那茶馆本没什么奇异之处,只是一位带着墨镜说书先生当坐其中,他的一根巧舌才引得路人纷纷驻足停留。
“诸位,我们上回说到这清鸾山火肆虐,可台下有人知晓是何原因吗?”说书先生故作神秘的推了推镜框,问道。

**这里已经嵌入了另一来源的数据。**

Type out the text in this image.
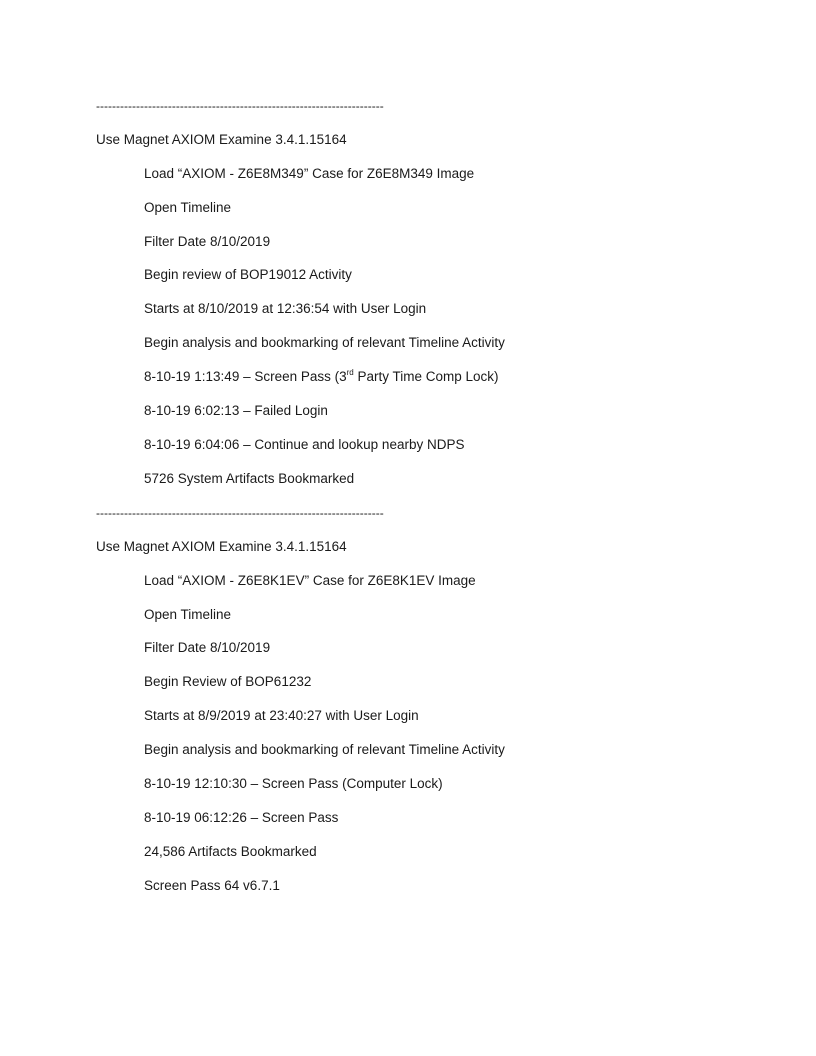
------------------------------------------------------------------------
Use Magnet AXIOM Examine 3.4.1.15164
Load “AXIOM - Z6E8M349” Case for Z6E8M349 Image
Open Timeline
Filter Date 8/10/2019
Begin review of BOP19012 Activity
Starts at 8/10/2019 at 12:36:54 with User Login
Begin analysis and bookmarking of relevant Timeline Activity
8-10-19 1:13:49 – Screen Pass (3rd Party Time Comp Lock)
8-10-19 6:02:13 – Failed Login
8-10-19 6:04:06 – Continue and lookup nearby NDPS
5726 System Artifacts Bookmarked
------------------------------------------------------------------------
Use Magnet AXIOM Examine 3.4.1.15164
Load “AXIOM - Z6E8K1EV” Case for Z6E8K1EV Image
Open Timeline
Filter Date 8/10/2019
Begin Review of BOP61232
Starts at 8/9/2019 at 23:40:27 with User Login
Begin analysis and bookmarking of relevant Timeline Activity
8-10-19 12:10:30 – Screen Pass (Computer Lock)
8-10-19 06:12:26 – Screen Pass
24,586 Artifacts Bookmarked
Screen Pass 64 v6.7.1
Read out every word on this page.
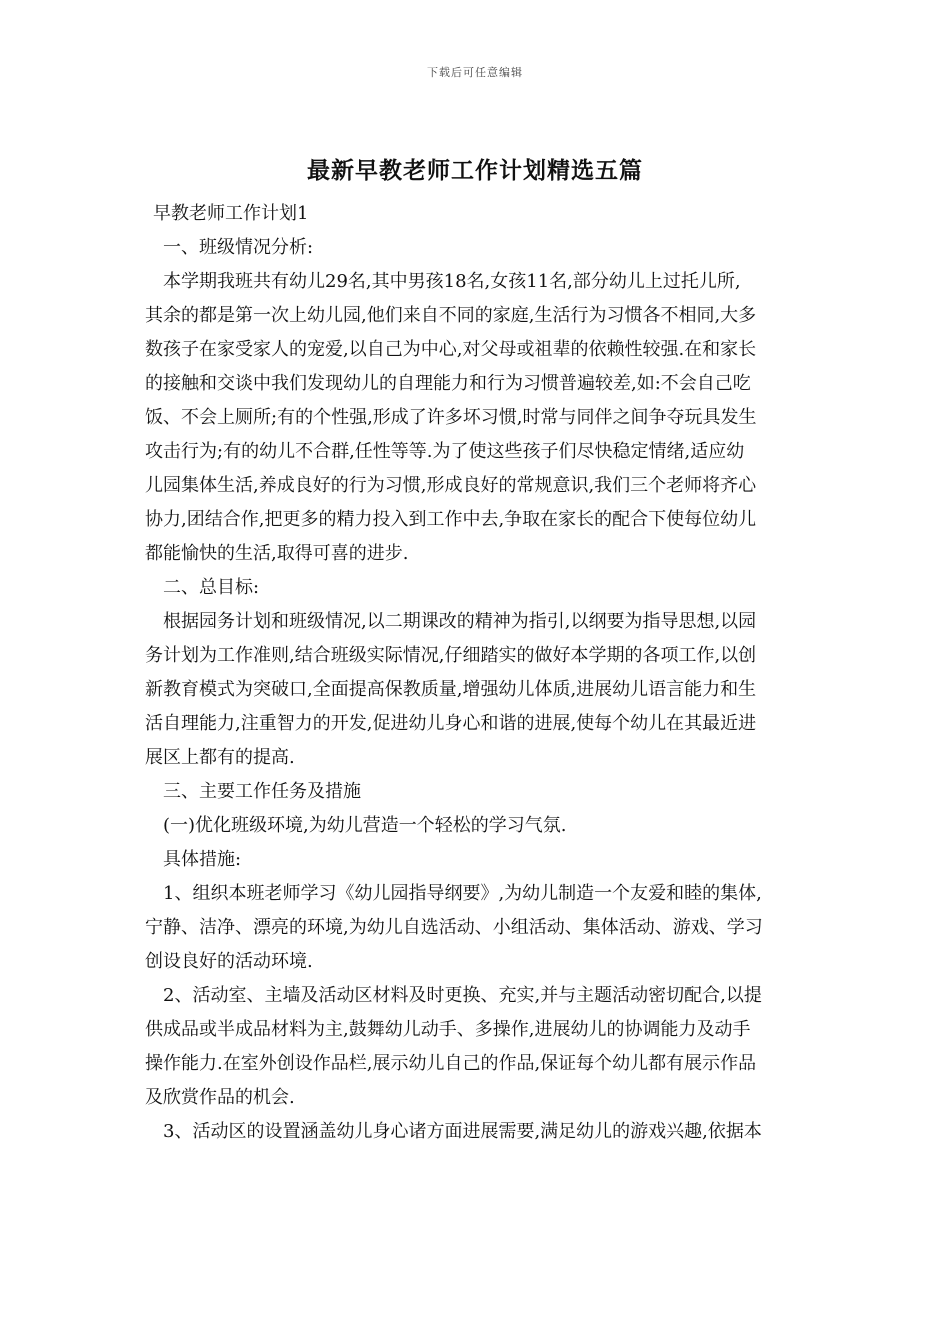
下载后可任意编辑
最新早教老师工作计划精选五篇
早教老师工作计划1
一、班级情况分析:
本学期我班共有幼儿29名,其中男孩18名,女孩11名,部分幼儿上过托儿所,
其余的都是第一次上幼儿园,他们来自不同的家庭,生活行为习惯各不相同,大多
数孩子在家受家人的宠爱,以自己为中心,对父母或祖辈的依赖性较强.在和家长
的接触和交谈中我们发现幼儿的自理能力和行为习惯普遍较差,如:不会自己吃
饭、不会上厕所;有的个性强,形成了许多坏习惯,时常与同伴之间争夺玩具发生
攻击行为;有的幼儿不合群,任性等等.为了使这些孩子们尽快稳定情绪,适应幼
儿园集体生活,养成良好的行为习惯,形成良好的常规意识,我们三个老师将齐心
协力,团结合作,把更多的精力投入到工作中去,争取在家长的配合下使每位幼儿
都能愉快的生活,取得可喜的进步.
二、总目标:
根据园务计划和班级情况,以二期课改的精神为指引,以纲要为指导思想,以园
务计划为工作准则,结合班级实际情况,仔细踏实的做好本学期的各项工作,以创
新教育模式为突破口,全面提高保教质量,增强幼儿体质,进展幼儿语言能力和生
活自理能力,注重智力的开发,促进幼儿身心和谐的进展,使每个幼儿在其最近进
展区上都有的提高.
三、主要工作任务及措施
(一)优化班级环境,为幼儿营造一个轻松的学习气氛.
具体措施:
1、组织本班老师学习《幼儿园指导纲要》,为幼儿制造一个友爱和睦的集体,
宁静、洁净、漂亮的环境,为幼儿自选活动、小组活动、集体活动、游戏、学习
创设良好的活动环境.
2、活动室、主墙及活动区材料及时更换、充实,并与主题活动密切配合,以提
供成品或半成品材料为主,鼓舞幼儿动手、多操作,进展幼儿的协调能力及动手
操作能力.在室外创设作品栏,展示幼儿自己的作品,保证每个幼儿都有展示作品
及欣赏作品的机会.
3、活动区的设置涵盖幼儿身心诸方面进展需要,满足幼儿的游戏兴趣,依据本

“是天人感应,上天故降异象来警示世人。”一挑夫模样的人答道。
“是天干物燥,本就易生山火,何来鬼神之说。”一纨绔公子打扮的人答道。
“要我说,是李氏满门忠烈却落得如此下场,人神共愤的结果啊!”一位儒生答道。
“大家各有说法啊,但广为流传的便是这位儒生小兄弟的说法,而今天我便来讲讲这李氏灭门的前缘。”说书先生说道。
说书先生扇一开合,故事便娓娓道来。
“我大虞朝开国以来,唯一一个连中三元的读书人便是首辅……不不不……是前首辅李成炬,李成炬当政期间可谓是四方归附,万国来朝,而他又与顺德帝君臣和睦,共治天下,一度让天下出现升平之势。”
“而他李氏一门更是人才辈出,李成炬长子李如松弱冠之年便夺得武试第一,年少便执掌辽东铁骑,让女真族不敢觊觎我中原之地,次子李如钟继承了父亲的衣钵,年少便位列两班,假以时日恐怕功劳不在父亲之下,他幺子李致君更是家喻户晓,从小便自由出入大内深宫,为太子伴读,若是女孩,恐怕就又是“金屋藏娇”的佳话了。”
“唉,可天有不测风云,人有旦夕祸福,李氏本就功高盖主,加之顺德帝日渐年老昏聩,李成炬和皇帝的间隙也日益增大,可能当年李成炬力保太子之位,就早已埋下了祸根,而当今首辅又是党争的一把好手,在一次次的猜忌与怀疑中,李氏逐渐式微,最终被一个莫须有的谋反罪名,抄家流放。”说书先生合起扇子说道。
“到如今,真是要变天了,君不君,臣不臣,几日后的太子大婚竟一变为顺德帝的封后大典,诸位今日便到此吧。”说书先生长叹道。
人群四散开来,茶馆冷清下来,说书先生开始收拾自己的行李,也准备离开,却被被一只雪白素净的手拉住,他抬眼一看,一双含情脉脉,笑意盎然的桃花眼映入眼帘,只见来者身高七尺,青丝如瀑,肤如凝脂,一袭白衣更呈得他洁白无瑕。
仿佛谪仙降世。
说书先生呆愣在原地,直到对方挥手打断才回过神来,忙说道:“请问这位公子有什么事吗?”
李致君道:“不什么大事,只是先生见多识广,能否帮在下一个小忙。”
说书先生一头雾水道:“不知在下能帮上什么忙?”
李致君道:“先生可能帮我混入几日后的封后大典?”
说书先生故作为难道:“我虽为这京城有名的包打听,可这个……恐怕有些难度,但一切都好说,只是差点这个。”说着便用手比划银子的模样。
李致君也不废话,直接从怀里掏出一袋碎银,问道:“这个可够了?”
说书先生忙笑道:“我定能办妥。”
李致君淡淡一笑,转身向客栈走去。
午夜时分,漏断人初寂,李致君还在榻上翻来覆去,眼睛一直看着周遭出神,脑子里不由自主的梳理发生的一切,今天他看那说书先生,潜意识里便告诉他可以找他帮忙,他只不过抱着试一试的心态,没想到结果真的成功了,这可能就是剧情之力吧,再往后想他也想不出个所以然来,干脆闭上双眼,看一步走一步吧
毕竟,车到山前必有路,船到桥头自然直。